Early British Art (Neolithic art, Celtic art, Roman art)
The oldest art forms found in the United Kingdom date back to the Neolithic period. The term 'Neolithic' means New Stone. Inhabitants of the Neolithic period were beginning to settle down into agricultural societies and developing skills in metalwork. They began to devote time to establishing some of the core concepts of civilisation - religion, architecture, communication and art. One of the oldest examples of Neolithic art in the UK is Stonehenge (c 2600 BC). Small carved balls, frequently found in Scotland are common examples of Neolithic art.
The Iron Age heralded the arrival of people know as the Celts. The Celts worked with metals, especially gold, to create typical Celtic art forms. The arrival of the Romans brought a new forms of art, often inspired by the classical artwork of the Greeks. Roman artwork typically featured statues and busts of their heroes. The Romans also created art from glass and were renown for murals and mosaics. Examples of Roman artwork can be found at Fishbourne Palace, near Chichester, West Sussex.

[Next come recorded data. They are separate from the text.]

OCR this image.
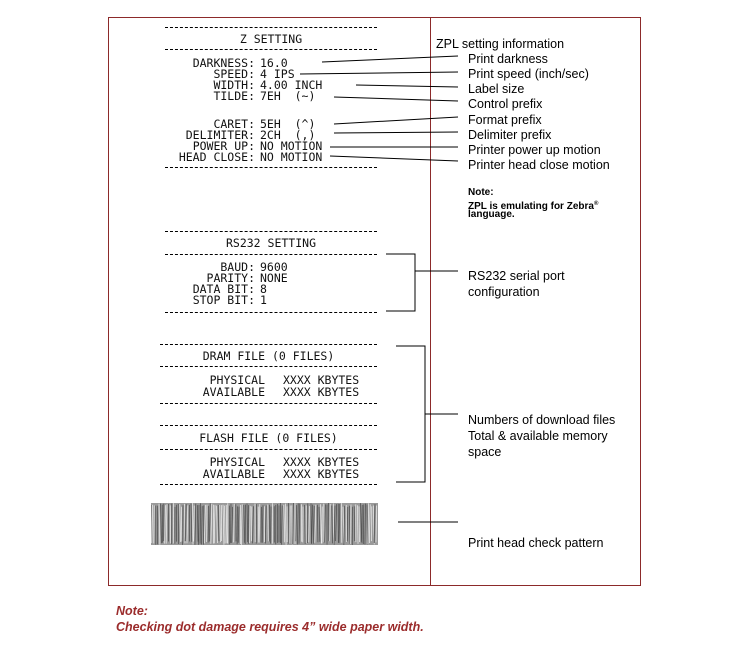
Z SETTING
DARKNESS: 16.0
SPEED: 4 IPS
WIDTH: 4.00 INCH
TILDE: 7EH  (~)
CARET: 5EH  (^)
DELIMITER: 2CH  (,)
POWER UP: NO MOTION
HEAD CLOSE: NO MOTION
RS232 SETTING
BAUD: 9600
PARITY: NONE
DATA BIT: 8
STOP BIT: 1
DRAM FILE (0 FILES)
PHYSICAL XXXX KBYTES
AVAILABLE XXXX KBYTES
FLASH FILE (0 FILES)
PHYSICAL XXXX KBYTES
AVAILABLE XXXX KBYTES
ZPL setting information
Print darkness
Print speed (inch/sec)
Label size
Control prefix
Format prefix
Delimiter prefix
Printer power up motion
Printer head close motion
Note:
ZPL is emulating for Zebra®
language.
RS232 serial port
configuration
Numbers of download files
Total & available memory
space
Print head check pattern
Note:
Checking dot damage requires 4” wide paper width.
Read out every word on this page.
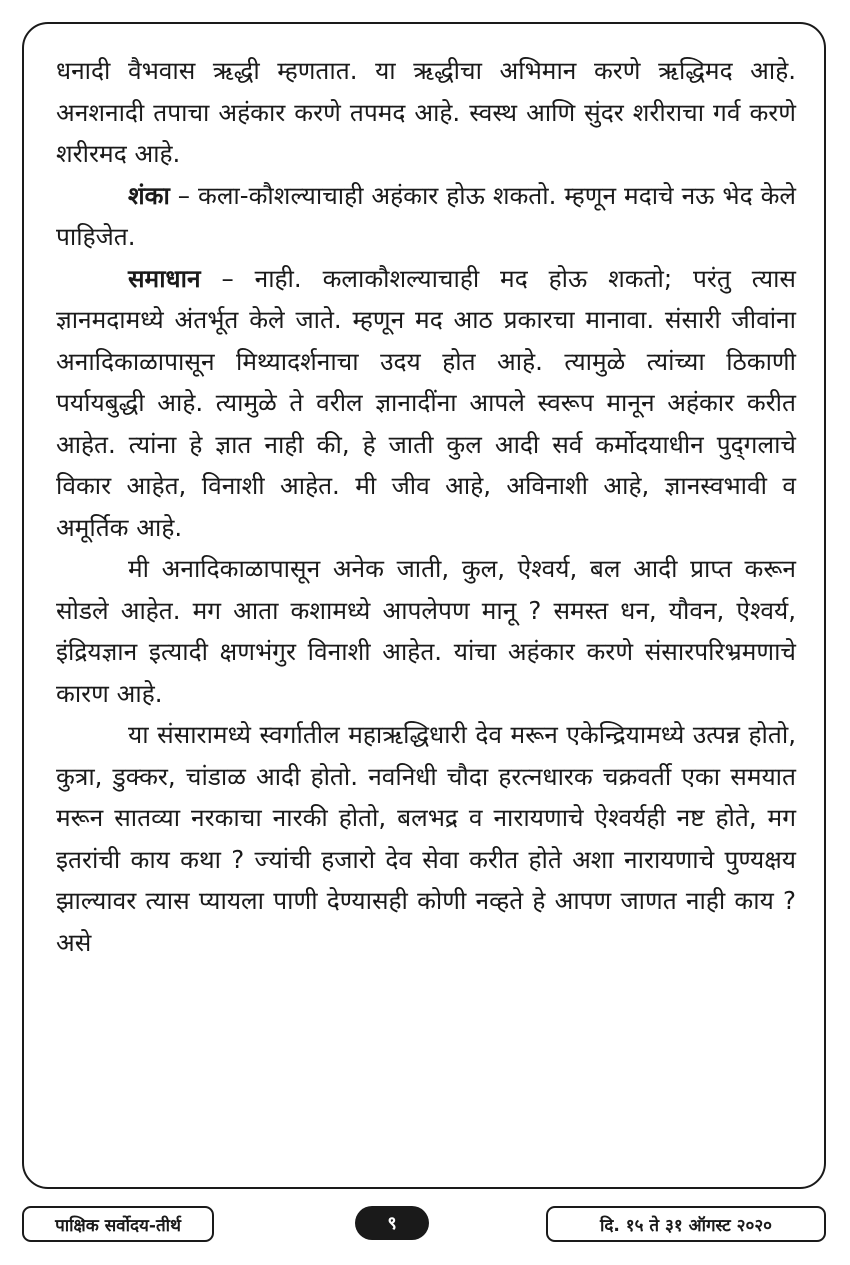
धनादी वैभवास ऋद्धी म्हणतात. या ऋद्धीचा अभिमान करणे ऋद्धिमद आहे. अनशनादी तपाचा अहंकार करणे तपमद आहे. स्वस्थ आणि सुंदर शरीराचा गर्व करणे शरीरमद आहे.

शंका – कला-कौशल्याचाही अहंकार होऊ शकतो. म्हणून मदाचे नऊ भेद केले पाहिजेत.

समाधान – नाही. कलाकौशल्याचाही मद होऊ शकतो; परंतु त्यास ज्ञानमदामध्ये अंतर्भूत केले जाते. म्हणून मद आठ प्रकारचा मानावा. संसारी जीवांना अनादिकाळापासून मिथ्यादर्शनाचा उदय होत आहे. त्यामुळे त्यांच्या ठिकाणी पर्यायबुद्धी आहे. त्यामुळे ते वरील ज्ञानादींना आपले स्वरूप मानून अहंकार करीत आहेत. त्यांना हे ज्ञात नाही की, हे जाती कुल आदी सर्व कर्मोदयाधीन पुद्‌गलाचे विकार आहेत, विनाशी आहेत. मी जीव आहे, अविनाशी आहे, ज्ञानस्वभावी व अमूर्तिक आहे.

मी अनादिकाळापासून अनेक जाती, कुल, ऐश्वर्य, बल आदी प्राप्त करून सोडले आहेत. मग आता कशामध्ये आपलेपण मानू ? समस्त धन, यौवन, ऐश्वर्य, इंद्रियज्ञान इत्यादी क्षणभंगुर विनाशी आहेत. यांचा अहंकार करणे संसारपरिभ्रमणाचे कारण आहे.

या संसारामध्ये स्वर्गातील महाऋद्धिधारी देव मरून एकेन्द्रियामध्ये उत्पन्न होतो, कुत्रा, डुक्कर, चांडाळ आदी होतो. नवनिधी चौदा हरत्नधारक चक्रवर्ती एका समयात मरून सातव्या नरकाचा नारकी होतो, बलभद्र व नारायणाचे ऐश्वर्यही नष्ट होते, मग इतरांची काय कथा ? ज्यांची हजारो देव सेवा करीत होते अशा नारायणाचे पुण्यक्षय झाल्यावर त्यास प्यायला पाणी देण्यासही कोणी नव्हते हे आपण जाणत नाही काय ? असे

पाक्षिक सर्वोदय-तीर्थ	९	दि. १५ ते ३१ ऑगस्ट २०२०
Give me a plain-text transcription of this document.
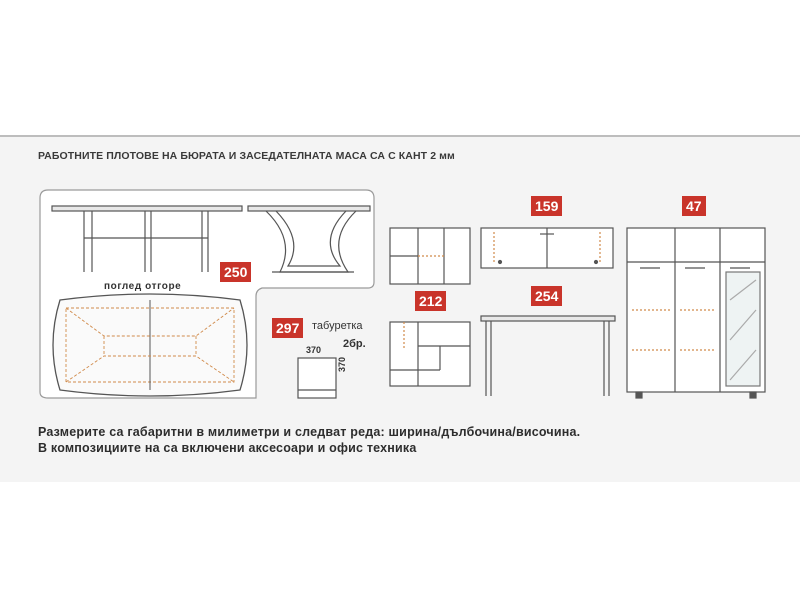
РАБОТНИТЕ ПЛОТОВЕ НА БЮРАТА И ЗАСЕДАТЕЛНАТА МАСА СА С КАНТ 2 мм
250
212
159
254
47
297
поглед отгоре
табуретка
2бр.
370
370
Размерите са габаритни в милиметри и следват реда: ширина/дълбочина/височина.
В композициите на са включени аксесоари и офис техника
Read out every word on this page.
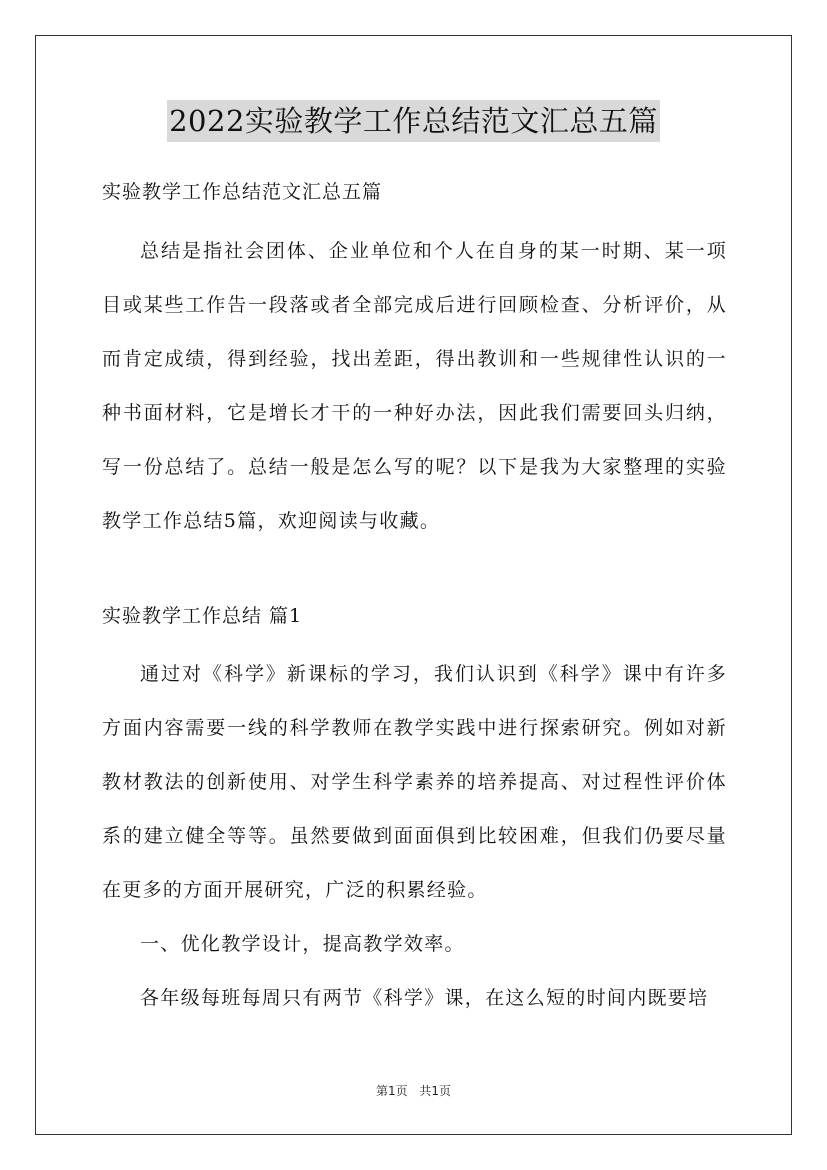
2022实验教学工作总结范文汇总五篇
实验教学工作总结范文汇总五篇

总结是指社会团体、企业单位和个人在自身的某一时期、某一项目或某些工作告一段落或者全部完成后进行回顾检查、分析评价，从而肯定成绩，得到经验，找出差距，得出教训和一些规律性认识的一种书面材料，它是增长才干的一种好办法，因此我们需要回头归纳，写一份总结了。总结一般是怎么写的呢？以下是我为大家整理的实验教学工作总结5篇，欢迎阅读与收藏。

实验教学工作总结 篇1

通过对《科学》新课标的学习，我们认识到《科学》课中有许多方面内容需要一线的科学教师在教学实践中进行探索研究。例如对新教材教法的创新使用、对学生科学素养的培养提高、对过程性评价体系的建立健全等等。虽然要做到面面俱到比较困难，但我们仍要尽量在更多的方面开展研究，广泛的积累经验。

一、优化教学设计，提高教学效率。

各年级每班每周只有两节《科学》课，在这么短的时间内既要培

第1页 共1页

The rise of Christianity brought new Christian art work to Britain. The start of Christianity in Britain often attributed to Augustine in 597 AD, who founded Canterbury Cathedral. However, it really began when Roman traders began arriving in Britain and spreading stories of Jesus along with stories of Roman gods. At this time religion in Britain was dominated by Paganism. The Roman Emperor Constantine saw the advances of worshiping a single God and he believed that it would help unify the Roman Empire. From the 4th Century onwards, British Christianity became more visible and lavish Christian art forms began to appear to help inspire the population. However, Pagan beliefs were still popular and Christianity was viewed as a minority religion. After the Romans departed, Pagan beliefs dominated the country once again, but Christianity survived in the Western fringes of Britain - Wales, Western Scotland and Ireland.